As in other coquette species, males sport brightly colored plumage: in the case of the Short-crested, a spiky cinnamon crest, a glittering green throat, orange cheek patches, orangey outer tail feathers, and a white rump band — a feature shared by all coquette species, in both males and females.

Larger hummingbird species often chase off the tiny coquettes, which sometimes cling to flowers, where they probe for nectar while remaining relatively inconspicuous.

Researchers and birders have found the Short-crested Coquette to be common only seasonally, which suggests that it may make altitudinal shifts in range, similar to those of the Rainbow-bearded Thornbill or the Snowcap.

Making Good for a Local Bird

The Short-crested Coquette is only known from a very small area, where its habitat remains unprotected and is still cleared for corn, coffee, timber, and the production of illegal drugs.
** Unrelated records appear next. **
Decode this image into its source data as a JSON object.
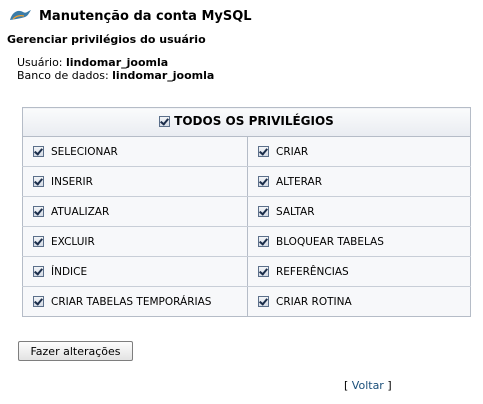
{
  "header": {
    "title": "Manutenção da conta MySQL",
    "logo_text": "MySQL"
  },
  "subtitle": "Gerenciar privilégios do usuário",
  "info": {
    "user_label": "Usuário:",
    "user_value": "lindomar_joomla",
    "db_label": "Banco de dados:",
    "db_value": "lindomar_joomla"
  },
  "privileges": {
    "all_label": "TODOS OS PRIVILÉGIOS",
    "all_checked": true,
    "rows": [
      {
        "left": "SELECIONAR",
        "right": "CRIAR"
      },
      {
        "left": "INSERIR",
        "right": "ALTERAR"
      },
      {
        "left": "ATUALIZAR",
        "right": "SALTAR"
      },
      {
        "left": "EXCLUIR",
        "right": "BLOQUEAR TABELAS"
      },
      {
        "left": "ÍNDICE",
        "right": "REFERÊNCIAS"
      },
      {
        "left": "CRIAR TABELAS TEMPORÁRIAS",
        "right": "CRIAR ROTINA"
      }
    ]
  },
  "actions": {
    "submit_label": "Fazer alterações",
    "back_open": "[",
    "back_label": "Voltar",
    "back_close": "]"
  },
  "colors": {
    "link": "#1a4f7a",
    "table_border": "#b5bcc7",
    "table_bg": "#f7f8fa"
  }
}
ABC is working with researcher Dr. Roberto Carlos Almazán Núñez from the Universidad Autónoma de Guerrero to conduct a conservation assessment for the coquette, which will be used to inform a species conservation action plan. Dr. Almazán Núñez is also leading community workshops for the owners of the local communal lands, called ejidos, to build pride and awareness of the Short-crested Coquette.